Reproducibility Index

Notice: The reproducibility variables underlying each score are classified using an automated LLM-based pipeline, validated against a manually labeled dataset. LLM-based classification introduces uncertainty and potential bias; scores should be interpreted as estimates. Full accuracy metrics and methodology are described in Coakley et alK. L. Coakley, T. Snelleman, H. Hoos, and O. E. Gundersen, "The embrace of open science: An analysis of a decade of AI research and 56 800 conference papers," Under Review, 2026..

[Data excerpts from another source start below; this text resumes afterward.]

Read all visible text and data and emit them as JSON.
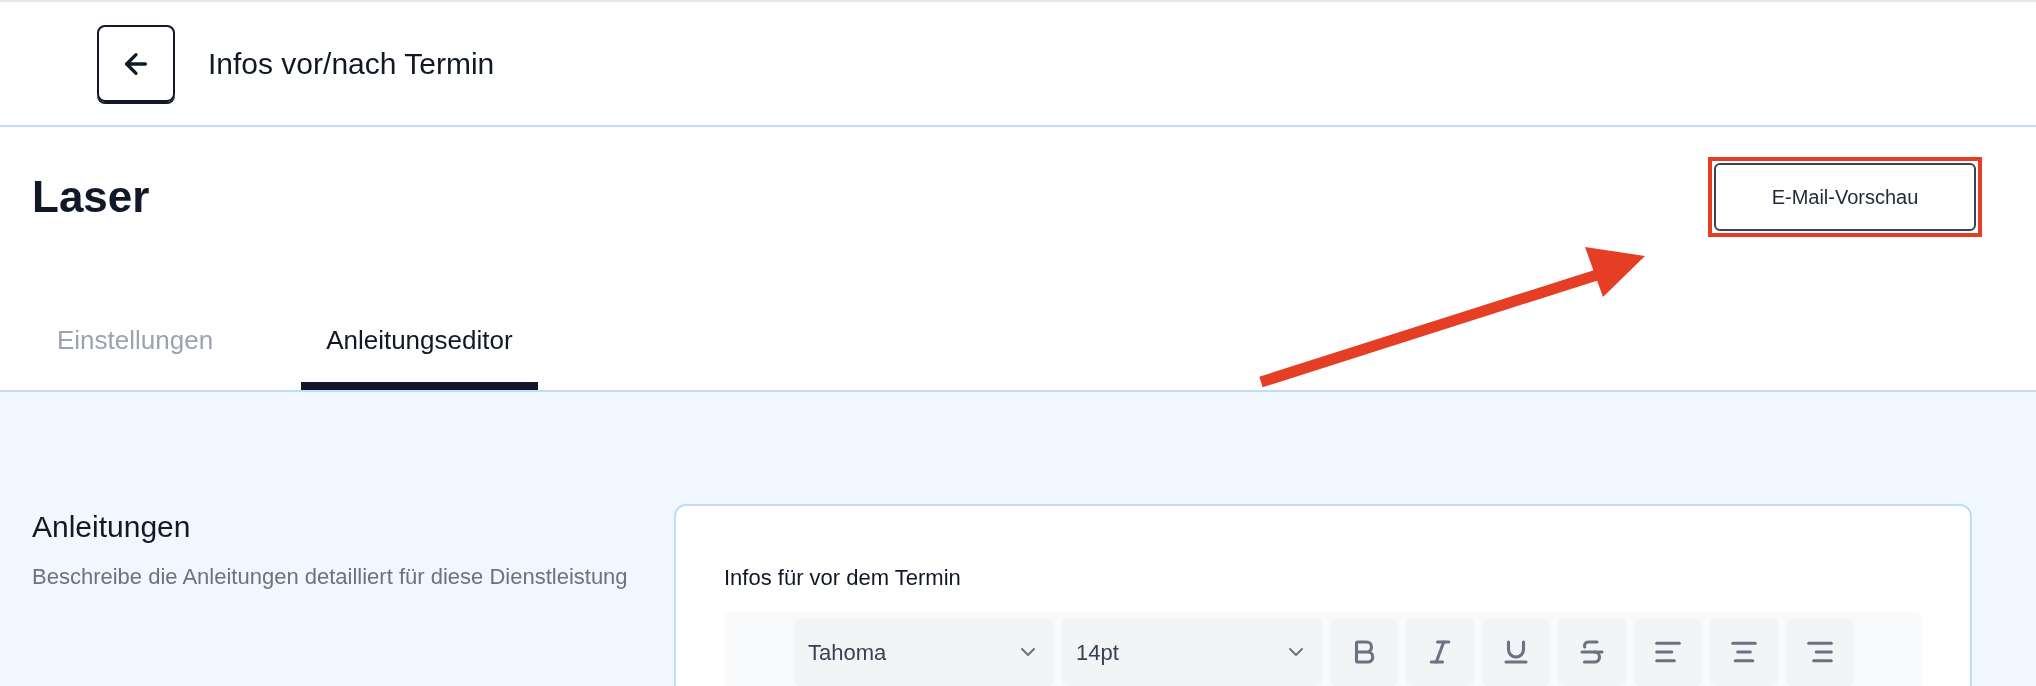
{
  "header": {
    "title": "Infos vor/nach Termin"
  },
  "page": {
    "title": "Laser",
    "preview_button": {
      "label": "E-Mail-Vorschau",
      "highlighted": true
    }
  },
  "tabs": [
    {
      "label": "Einstellungen",
      "selected": false
    },
    {
      "label": "Anleitungseditor",
      "selected": true
    }
  ],
  "section": {
    "heading": "Anleitungen",
    "description": "Beschreibe die Anleitungen detailliert für diese Dienstleistung"
  },
  "editor": {
    "label": "Infos für vor dem Termin",
    "font": "Tahoma",
    "size": "14pt",
    "format_buttons": [
      {
        "kind": "bold"
      },
      {
        "kind": "italic"
      },
      {
        "kind": "underline"
      },
      {
        "kind": "strikethrough"
      },
      {
        "kind": "align-left"
      },
      {
        "kind": "align-center"
      },
      {
        "kind": "align-right"
      }
    ]
  }
}
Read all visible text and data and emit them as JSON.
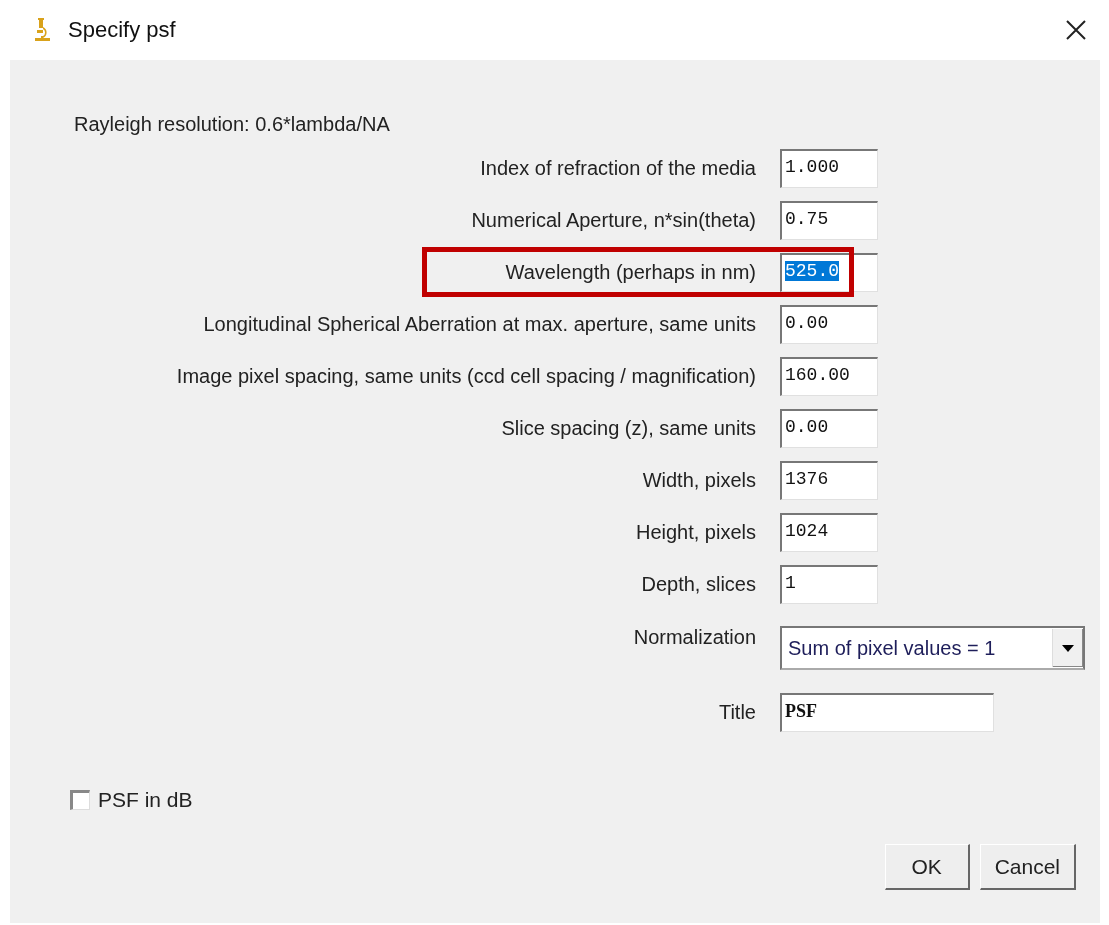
{
  "window": {
    "title": "Specify psf"
  },
  "note": "Rayleigh resolution: 0.6*lambda/NA",
  "fields": [
    {
      "kind": "text",
      "label": "Index of refraction of the media",
      "value": "1.000"
    },
    {
      "kind": "text",
      "label": "Numerical Aperture, n*sin(theta)",
      "value": "0.75"
    },
    {
      "kind": "text",
      "label": "Wavelength (perhaps in nm)",
      "value": "525.0",
      "highlighted": true,
      "text_selected": true
    },
    {
      "kind": "text",
      "label": "Longitudinal Spherical Aberration at max. aperture, same units",
      "value": "0.00"
    },
    {
      "kind": "text",
      "label": "Image pixel spacing, same units (ccd cell spacing / magnification)",
      "value": "160.00"
    },
    {
      "kind": "text",
      "label": "Slice spacing (z), same units",
      "value": "0.00"
    },
    {
      "kind": "text",
      "label": "Width, pixels",
      "value": "1376"
    },
    {
      "kind": "text",
      "label": "Height, pixels",
      "value": "1024"
    },
    {
      "kind": "text",
      "label": "Depth, slices",
      "value": "1"
    },
    {
      "kind": "dropdown",
      "label": "Normalization",
      "value": "Sum of pixel values = 1"
    },
    {
      "kind": "wide_text",
      "label": "Title",
      "value": "PSF"
    }
  ],
  "checkbox": {
    "label": "PSF in dB",
    "checked": false
  },
  "buttons": [
    "OK",
    "Cancel"
  ]
}
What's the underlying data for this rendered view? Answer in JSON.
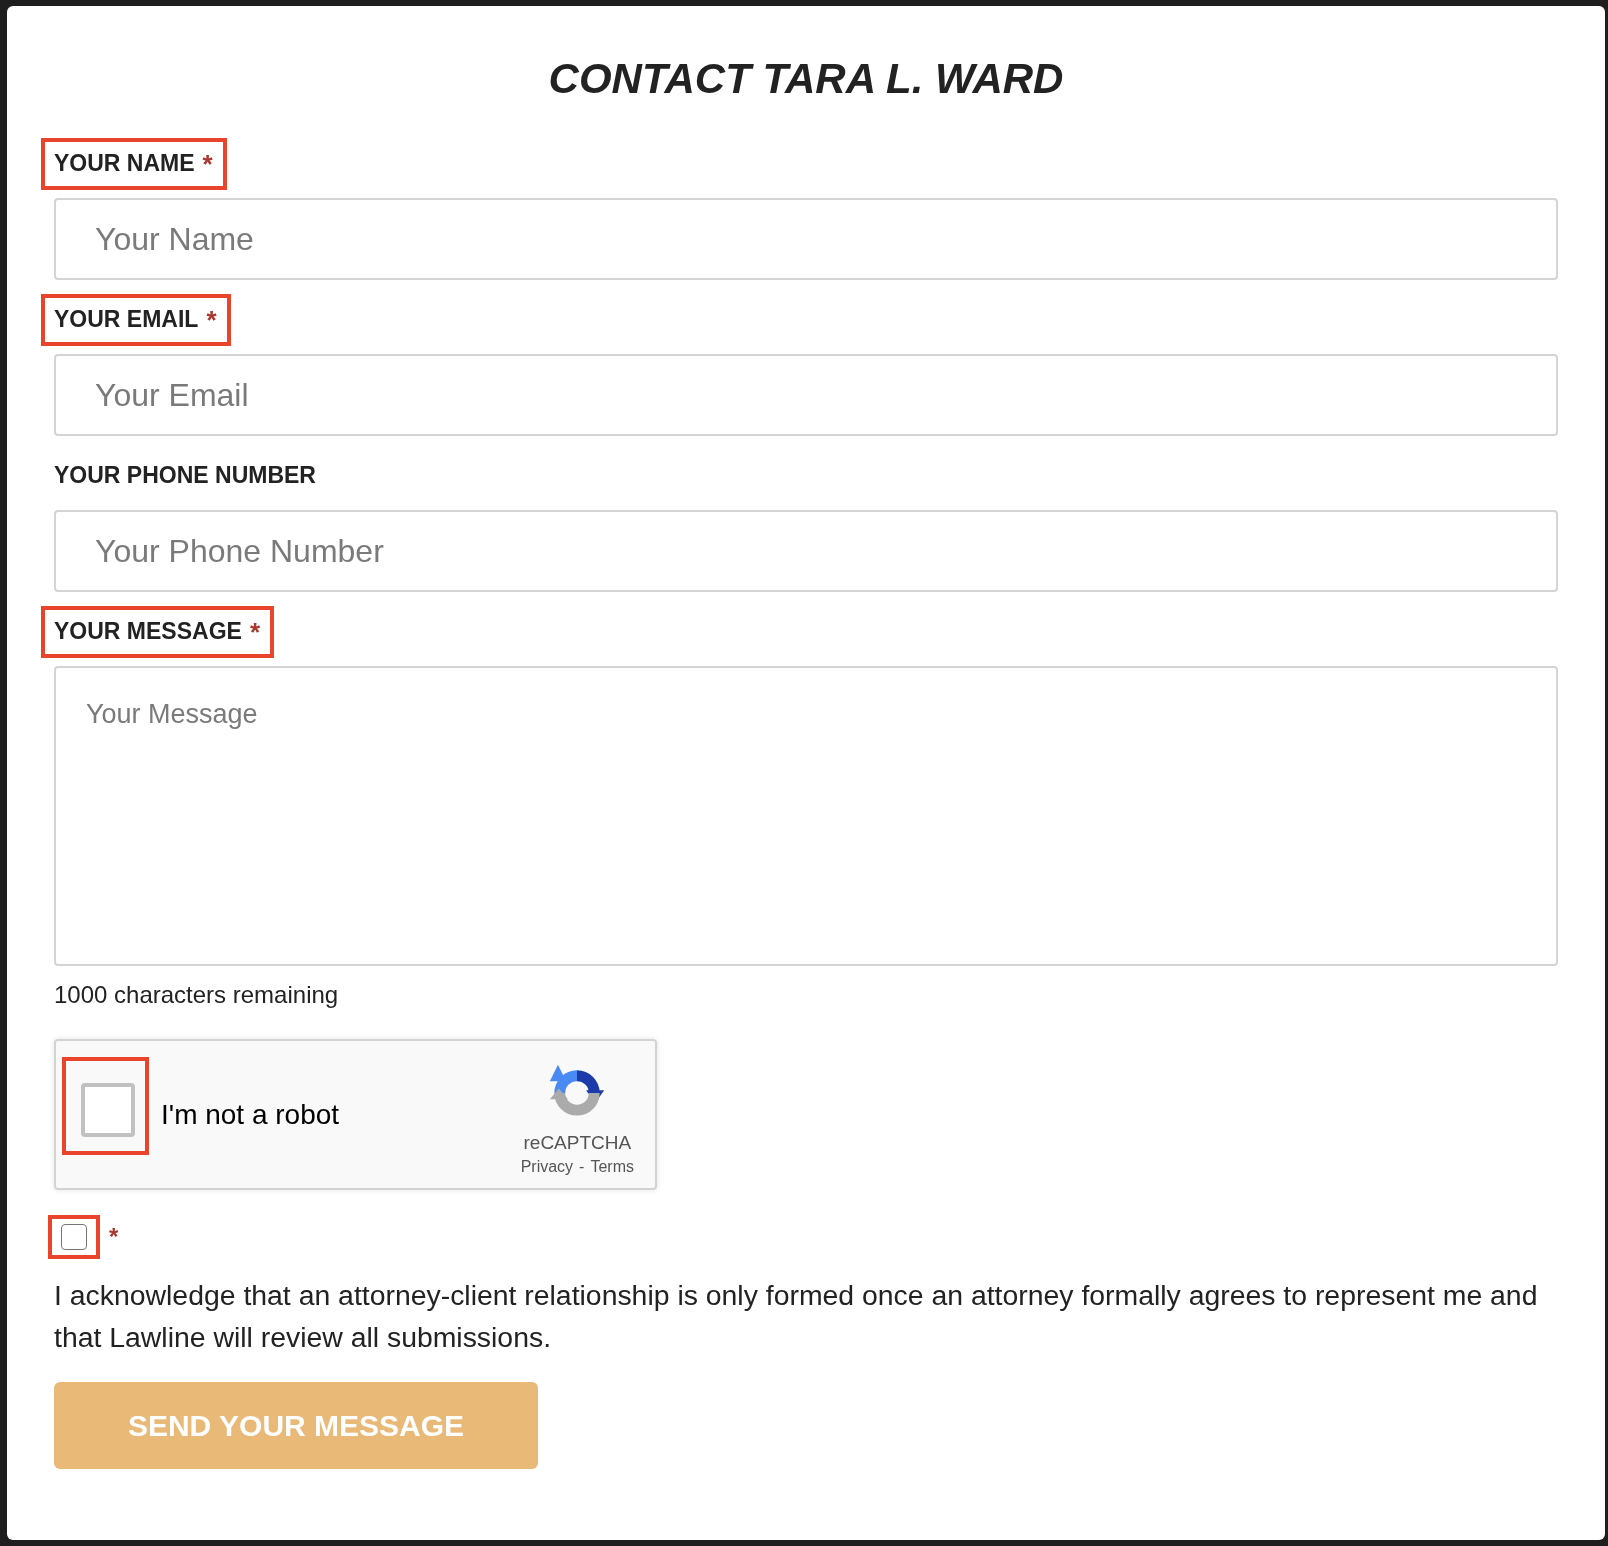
{
  "dialog": {
    "title": "CONTACT TARA L. WARD"
  },
  "fields": [
    {
      "kind": "input",
      "label": "YOUR NAME",
      "required_mark": "*",
      "highlighted": true,
      "placeholder": "Your Name"
    },
    {
      "kind": "input",
      "label": "YOUR EMAIL",
      "required_mark": "*",
      "highlighted": true,
      "placeholder": "Your Email"
    },
    {
      "kind": "input",
      "label": "YOUR PHONE NUMBER",
      "highlighted": false,
      "placeholder": "Your Phone Number"
    },
    {
      "kind": "textarea",
      "label": "YOUR MESSAGE",
      "required_mark": "*",
      "highlighted": true,
      "placeholder": "Your Message",
      "counter": "1000 characters remaining"
    }
  ],
  "captcha": {
    "checked": false,
    "highlighted": true,
    "label": "I'm not a robot",
    "brand": "reCAPTCHA",
    "links": [
      "Privacy",
      "Terms"
    ],
    "separator": "-"
  },
  "acknowledgement": {
    "checked": false,
    "highlighted": true,
    "required_mark": "*",
    "text": "I acknowledge that an attorney-client relationship is only formed once an attorney formally agrees to represent me and that Lawline will review all submissions."
  },
  "submit": {
    "label": "SEND YOUR MESSAGE",
    "disabled": true
  }
}
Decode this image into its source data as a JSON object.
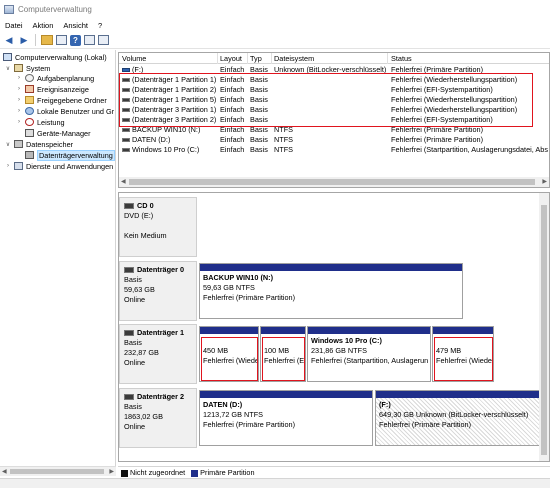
{
  "window": {
    "title": "Computerverwaltung"
  },
  "menu": [
    "Datei",
    "Aktion",
    "Ansicht",
    "?"
  ],
  "toolbar": {
    "buttons": [
      "back-icon",
      "forward-icon",
      "folder-up-icon",
      "properties-icon",
      "help-icon",
      "console-icon",
      "panel-icon"
    ]
  },
  "tree": {
    "root": "Computerverwaltung (Lokal)",
    "system": "System",
    "aufgabenplanung": "Aufgabenplanung",
    "ereignisanzeige": "Ereignisanzeige",
    "freigegebene_ordner": "Freigegebene Ordner",
    "lokale_benutzer": "Lokale Benutzer und Gr",
    "leistung": "Leistung",
    "geraete_manager": "Geräte-Manager",
    "datenspeicher": "Datenspeicher",
    "datentraegerverwaltung": "Datenträgerverwaltung",
    "dienste": "Dienste und Anwendungen"
  },
  "volume_table": {
    "headers": [
      "Volume",
      "Layout",
      "Typ",
      "Dateisystem",
      "Status"
    ],
    "rows": [
      [
        "(F:)",
        "Einfach",
        "Basis",
        "Unknown (BitLocker-verschlüsselt)",
        "Fehlerfrei (Primäre Partition)"
      ],
      [
        "(Datenträger 1 Partition 1)",
        "Einfach",
        "Basis",
        "",
        "Fehlerfrei (Wiederherstellungspartition)"
      ],
      [
        "(Datenträger 1 Partition 2)",
        "Einfach",
        "Basis",
        "",
        "Fehlerfrei (EFI-Systempartition)"
      ],
      [
        "(Datenträger 1 Partition 5)",
        "Einfach",
        "Basis",
        "",
        "Fehlerfrei (Wiederherstellungspartition)"
      ],
      [
        "(Datenträger 3 Partition 1)",
        "Einfach",
        "Basis",
        "",
        "Fehlerfrei (Wiederherstellungspartition)"
      ],
      [
        "(Datenträger 3 Partition 2)",
        "Einfach",
        "Basis",
        "",
        "Fehlerfrei (EFI-Systempartition)"
      ],
      [
        "BACKUP WIN10 (N:)",
        "Einfach",
        "Basis",
        "NTFS",
        "Fehlerfrei (Primäre Partition)"
      ],
      [
        "DATEN (D:)",
        "Einfach",
        "Basis",
        "NTFS",
        "Fehlerfrei (Primäre Partition)"
      ],
      [
        "Windows 10 Pro (C:)",
        "Einfach",
        "Basis",
        "NTFS",
        "Fehlerfrei (Startpartition, Auslagerungsdatei, Abs"
      ]
    ]
  },
  "disks": {
    "cd0": {
      "title": "CD 0",
      "line2": "DVD (E:)",
      "line3": "",
      "line4": "Kein Medium"
    },
    "d0": {
      "title": "Datenträger 0",
      "line2": "Basis",
      "line3": "59,63 GB",
      "line4": "Online"
    },
    "d1": {
      "title": "Datenträger 1",
      "line2": "Basis",
      "line3": "232,87 GB",
      "line4": "Online"
    },
    "d2": {
      "title": "Datenträger 2",
      "line2": "Basis",
      "line3": "1863,02 GB",
      "line4": "Online"
    }
  },
  "partitions": {
    "d0p1": {
      "name": "BACKUP WIN10  (N:)",
      "size": "59,63 GB NTFS",
      "status": "Fehlerfrei (Primäre Partition)"
    },
    "d1p1": {
      "name": "",
      "size": "450 MB",
      "status": "Fehlerfrei (Wiede"
    },
    "d1p2": {
      "name": "",
      "size": "100 MB",
      "status": "Fehlerfrei (E"
    },
    "d1p3": {
      "name": "Windows 10 Pro  (C:)",
      "size": "231,86 GB NTFS",
      "status": "Fehlerfrei (Startpartition, Auslagerun"
    },
    "d1p4": {
      "name": "",
      "size": "479 MB",
      "status": "Fehlerfrei (Wiede"
    },
    "d2p1": {
      "name": "DATEN  (D:)",
      "size": "1213,72 GB NTFS",
      "status": "Fehlerfrei (Primäre Partition)"
    },
    "d2p2": {
      "name": "(F:)",
      "size": "649,30 GB Unknown (BitLocker-verschlüsselt)",
      "status": "Fehlerfrei (Primäre Partition)"
    }
  },
  "legend": {
    "unallocated": "Nicht zugeordnet",
    "primary": "Primäre Partition"
  },
  "colors": {
    "partition_bar": "#1f2e8a",
    "highlight_red": "#e0141e",
    "selection": "#cce8ff"
  }
}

SOPE: Spectrum of Off-Policy Estimators

Authors: Christina Yuan, Yash Chandak, Stephen Giguere, Philip S. Thomas, Scott Niekum

NeurIPS 2021 | Venue PDF | LLM Run Details

Reproducibility Variable	Result	LLM Response
Research Type	Experimental	We provide empirical evidence that estimators in this spectrum can be used to trade-off between the bias and variance of IS and SIS and can achieve lower mean-squared error than both IS and SIS. Additionally, we also establish a spectrum for doubly-robust and weighted version of these estimators.
Researcher Affiliation	Academia	Christina J. Yuan University of Texas at Austin EMAIL Yash Chandak University of Massachusetts EMAIL Stephen Giguere University of Texas at Austin EMAIL Philip S. Thomas University of Massachusetts EMAIL Scott Niekum University of Texas at Austin EMAIL
Pseudocode	No	The paper does not contain structured pseudocode or algorithm blocks.
Open Source Code	No	The paper does not provide a statement or link indicating that the source code for the described methodology (SOPEn, W-SOPEn, DR-SOPEn) is open-source or publicly available. It mentions using 'Caltech OPE Benchmarking Suite (COBS)' but not releasing their own code.
Open Datasets	No	The paper mentions using 'Graph and Toy Mountain Car environments' from the 'Caltech OPE Benchmarking Suite (COBS)', but does not provide concrete access information (link, DOI, specific citation) for a publicly available dataset used for training. It refers to environments and a benchmarking suite rather than specific datasets with access details.
Dataset Splits	No	The paper does not provide specific dataset split information (e.g., percentages, sample counts, or citations to predefined splits) for training, validation, or testing data. It only mentions 'different batch sizes of historical data'.
Hardware Specification	No	The paper does not provide specific hardware details (such as GPU/CPU models or memory specifications) used for running its experiments.
Software Dependencies	No	The paper does not provide specific ancillary software details with version numbers. It mentions using 'Caltech OPE Benchmarking Suite (COBS)' but does not specify its version or the versions of any other libraries or frameworks used.
Experiment Setup	Yes	The evaluation and behavior policies are e(a = 0) = 0.9 and b(a = 0) = 0.5 for the experiments on the Graph Domain and and e(a = 0) = 0.5 and b(a = 0) = 0.6 for the Toy Mountain Car domain.